The facts of Fort Bend County v. Davis are straight-forward: During Lois Davis’s employment with Fort Bend County, Texas (the “County”), she filed an intake questionnaire and charge with the Texas Workforce Commission for alleged sexual harassment and retaliation (referred to herein as the “Charge”). While the Charge was pending, Ms. Davis’s employment with the County was terminated after she allegedly failed to report to work on a Sunday due to a church commitment. Instead of amending her Charge, Ms. Davis tried to add her religious discrimination claim through a handwritten update to her intake questionnaire. Soon after doing so, Ms. Davis was notified of her right to sue the County in federal district court and did so in January 2012, alleging discrimination on the basis of religion and retaliation for reporting sexual harassment.
After years of litigation, including a petition of certiorari to the Supreme Court, the case ended up back in the district court on the issue of whether Ms. Davis was discriminated against on the basis of her religion. It was at this point that the County argued for the first time in a motion to dismiss that the court lacked jurisdiction to hear Ms. Davis’s claim because she did not assert religious discrimination in her Charge. The district court granted the County’s motion to dismiss but was later reversed by the Fifth Circuit, which found that the charge-filing requirement was a “prudential prerequisite” that can be forfeited by an employer if not timely asserted—not a jurisdictional requirement.
Agreeing with the Fifth Circuit and a litany of other circuits, the Supreme Court held that the charge-filing requirement is not a “jurisdictional prescription delineating the adjudicatory authority of courts” that can be raised at any stage of a case; rather, it is a mandatory procedural prescription that “must be timely raised to come into play.” Practically, this decision means that employers faced with a Title VII lawsuit need to promptly review the relevant charge to determine whether any allegations in the complaint can be dismissed as a result of the plaintiff’s failure to raise the allegation with the EEOC and vigilantly assert defenses when they become available.

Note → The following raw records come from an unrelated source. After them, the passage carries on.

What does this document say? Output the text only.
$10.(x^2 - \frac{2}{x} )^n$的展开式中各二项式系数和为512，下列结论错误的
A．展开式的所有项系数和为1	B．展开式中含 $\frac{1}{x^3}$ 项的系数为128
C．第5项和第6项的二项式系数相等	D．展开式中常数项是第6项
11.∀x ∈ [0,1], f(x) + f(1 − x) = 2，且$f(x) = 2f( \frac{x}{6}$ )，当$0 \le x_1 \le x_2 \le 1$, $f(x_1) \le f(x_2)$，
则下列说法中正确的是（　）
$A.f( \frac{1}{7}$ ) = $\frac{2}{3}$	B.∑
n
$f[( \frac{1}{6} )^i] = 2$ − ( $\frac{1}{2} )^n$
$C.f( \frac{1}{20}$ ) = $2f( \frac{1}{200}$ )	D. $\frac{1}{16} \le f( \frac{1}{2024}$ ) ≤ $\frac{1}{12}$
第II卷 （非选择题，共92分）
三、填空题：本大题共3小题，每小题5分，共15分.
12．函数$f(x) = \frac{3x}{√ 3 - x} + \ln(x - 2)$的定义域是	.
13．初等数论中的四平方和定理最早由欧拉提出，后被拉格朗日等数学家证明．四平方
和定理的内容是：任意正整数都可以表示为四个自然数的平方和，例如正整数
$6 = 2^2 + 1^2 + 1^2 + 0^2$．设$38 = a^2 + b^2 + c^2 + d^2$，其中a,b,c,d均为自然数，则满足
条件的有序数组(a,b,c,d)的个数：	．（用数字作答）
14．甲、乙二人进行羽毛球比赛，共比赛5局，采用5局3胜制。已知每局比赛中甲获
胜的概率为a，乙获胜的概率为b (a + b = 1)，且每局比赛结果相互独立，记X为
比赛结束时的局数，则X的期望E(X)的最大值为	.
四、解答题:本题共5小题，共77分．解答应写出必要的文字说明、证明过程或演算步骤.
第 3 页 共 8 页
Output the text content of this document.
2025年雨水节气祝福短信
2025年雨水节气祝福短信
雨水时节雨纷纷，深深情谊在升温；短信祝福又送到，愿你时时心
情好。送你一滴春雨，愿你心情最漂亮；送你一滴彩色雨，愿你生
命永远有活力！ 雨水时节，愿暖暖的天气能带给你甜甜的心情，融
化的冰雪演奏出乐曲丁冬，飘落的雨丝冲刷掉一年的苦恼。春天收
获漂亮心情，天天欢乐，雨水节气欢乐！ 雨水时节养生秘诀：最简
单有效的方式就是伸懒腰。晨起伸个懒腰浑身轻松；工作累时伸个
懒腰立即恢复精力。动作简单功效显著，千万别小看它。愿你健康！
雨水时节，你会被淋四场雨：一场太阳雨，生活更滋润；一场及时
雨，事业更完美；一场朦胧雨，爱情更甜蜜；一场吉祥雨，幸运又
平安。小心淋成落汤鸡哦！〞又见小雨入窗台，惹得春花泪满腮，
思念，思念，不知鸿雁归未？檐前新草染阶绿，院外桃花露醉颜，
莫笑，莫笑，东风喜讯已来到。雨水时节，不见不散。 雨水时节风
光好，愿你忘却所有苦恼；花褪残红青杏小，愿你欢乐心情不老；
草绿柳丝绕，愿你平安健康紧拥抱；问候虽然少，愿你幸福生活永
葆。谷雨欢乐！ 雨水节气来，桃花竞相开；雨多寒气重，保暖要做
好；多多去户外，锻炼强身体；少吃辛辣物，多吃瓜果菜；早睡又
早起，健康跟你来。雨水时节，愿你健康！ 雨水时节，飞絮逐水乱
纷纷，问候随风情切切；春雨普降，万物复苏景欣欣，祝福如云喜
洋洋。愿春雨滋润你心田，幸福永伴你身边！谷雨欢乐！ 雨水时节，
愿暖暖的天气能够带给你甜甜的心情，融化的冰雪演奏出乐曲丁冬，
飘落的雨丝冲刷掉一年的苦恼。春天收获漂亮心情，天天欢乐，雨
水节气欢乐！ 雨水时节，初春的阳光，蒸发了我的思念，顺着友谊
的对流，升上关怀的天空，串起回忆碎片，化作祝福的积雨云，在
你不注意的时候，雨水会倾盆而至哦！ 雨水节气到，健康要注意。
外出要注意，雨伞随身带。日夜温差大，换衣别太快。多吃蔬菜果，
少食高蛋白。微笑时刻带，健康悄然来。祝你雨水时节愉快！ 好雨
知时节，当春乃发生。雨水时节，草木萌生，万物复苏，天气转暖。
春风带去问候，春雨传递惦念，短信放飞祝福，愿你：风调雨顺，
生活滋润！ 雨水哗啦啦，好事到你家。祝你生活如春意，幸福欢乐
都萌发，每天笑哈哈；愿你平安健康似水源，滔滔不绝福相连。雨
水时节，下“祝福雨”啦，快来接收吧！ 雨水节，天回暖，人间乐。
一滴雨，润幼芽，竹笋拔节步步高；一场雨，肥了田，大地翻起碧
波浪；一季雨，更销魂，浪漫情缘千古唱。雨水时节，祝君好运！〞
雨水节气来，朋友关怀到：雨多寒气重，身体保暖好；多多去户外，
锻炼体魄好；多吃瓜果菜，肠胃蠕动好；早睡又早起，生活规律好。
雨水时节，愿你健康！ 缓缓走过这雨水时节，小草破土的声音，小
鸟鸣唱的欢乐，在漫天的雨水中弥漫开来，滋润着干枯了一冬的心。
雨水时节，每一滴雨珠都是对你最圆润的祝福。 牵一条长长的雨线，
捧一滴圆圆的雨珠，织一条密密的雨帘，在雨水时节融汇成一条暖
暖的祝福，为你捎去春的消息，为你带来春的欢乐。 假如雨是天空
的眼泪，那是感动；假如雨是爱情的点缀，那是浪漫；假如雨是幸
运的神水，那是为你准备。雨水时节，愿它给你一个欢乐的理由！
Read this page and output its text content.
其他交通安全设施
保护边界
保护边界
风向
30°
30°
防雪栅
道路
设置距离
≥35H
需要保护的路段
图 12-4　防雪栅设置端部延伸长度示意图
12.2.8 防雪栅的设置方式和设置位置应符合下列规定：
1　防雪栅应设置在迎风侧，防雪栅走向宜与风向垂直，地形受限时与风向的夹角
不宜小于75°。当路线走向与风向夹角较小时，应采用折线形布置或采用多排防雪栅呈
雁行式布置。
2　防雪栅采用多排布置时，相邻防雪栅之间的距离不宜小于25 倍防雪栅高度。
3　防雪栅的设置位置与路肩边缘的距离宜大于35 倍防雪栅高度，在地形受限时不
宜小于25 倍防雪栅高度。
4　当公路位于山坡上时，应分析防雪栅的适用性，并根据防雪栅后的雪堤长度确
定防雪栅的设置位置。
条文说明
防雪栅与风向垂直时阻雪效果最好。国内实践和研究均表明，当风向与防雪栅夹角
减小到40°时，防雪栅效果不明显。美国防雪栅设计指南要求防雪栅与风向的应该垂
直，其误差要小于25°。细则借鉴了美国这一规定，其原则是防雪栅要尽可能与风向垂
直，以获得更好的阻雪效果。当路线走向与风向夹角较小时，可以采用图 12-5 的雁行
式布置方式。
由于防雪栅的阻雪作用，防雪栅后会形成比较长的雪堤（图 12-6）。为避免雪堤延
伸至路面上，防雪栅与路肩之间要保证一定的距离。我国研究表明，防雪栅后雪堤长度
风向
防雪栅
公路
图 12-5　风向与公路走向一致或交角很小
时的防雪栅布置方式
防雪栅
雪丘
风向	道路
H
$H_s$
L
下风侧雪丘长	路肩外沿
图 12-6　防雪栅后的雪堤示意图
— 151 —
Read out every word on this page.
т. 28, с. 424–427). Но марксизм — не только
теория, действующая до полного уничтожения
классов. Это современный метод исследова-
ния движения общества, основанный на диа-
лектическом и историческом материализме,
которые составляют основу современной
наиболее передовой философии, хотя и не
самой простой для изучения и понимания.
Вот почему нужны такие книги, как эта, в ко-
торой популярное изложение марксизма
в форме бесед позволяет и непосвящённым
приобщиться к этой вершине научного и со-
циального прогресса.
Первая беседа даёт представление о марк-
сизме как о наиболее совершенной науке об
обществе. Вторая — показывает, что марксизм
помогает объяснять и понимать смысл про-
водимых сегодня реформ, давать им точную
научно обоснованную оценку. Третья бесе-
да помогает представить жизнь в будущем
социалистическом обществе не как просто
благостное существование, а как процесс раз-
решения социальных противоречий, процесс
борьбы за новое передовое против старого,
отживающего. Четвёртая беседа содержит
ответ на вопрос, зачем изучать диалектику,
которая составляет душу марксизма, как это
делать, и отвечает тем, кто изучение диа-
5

Exactly how long an employer can wait before raising this defense without risking forfeiture, or whether the mandatory claim-processing rule can be subject to equitable exceptions, are issues that were not resolved by the Supreme Court, but we anticipate that these issues will be litigated in the lower courts going forward.
Although this issue has significant implications for Title VII jurisprudence, we do not anticipate, for the reasons articulated by Justice Ginsburg, that many plaintiffs will use this ruling as an opportunity to purposefully avoid the charge-filing requirement: “[R]ecognizing that the charge-filing requirement is nonjurisdictional gives plaintiffs scant incentive to skirt the instruction. Defendants, after all, have good reason promptly to raise an objection that may rid them of the lawsuit filed against them. A Title VII complainant would be foolhardy consciously to take the risk that the employer would forgo a potentially dispositive defense.” This decision does, however, clarify the scope of a defense—albeit one that must be timely raised—that should be part of an employer’s arsenal when faced with a Title VII lawsuit.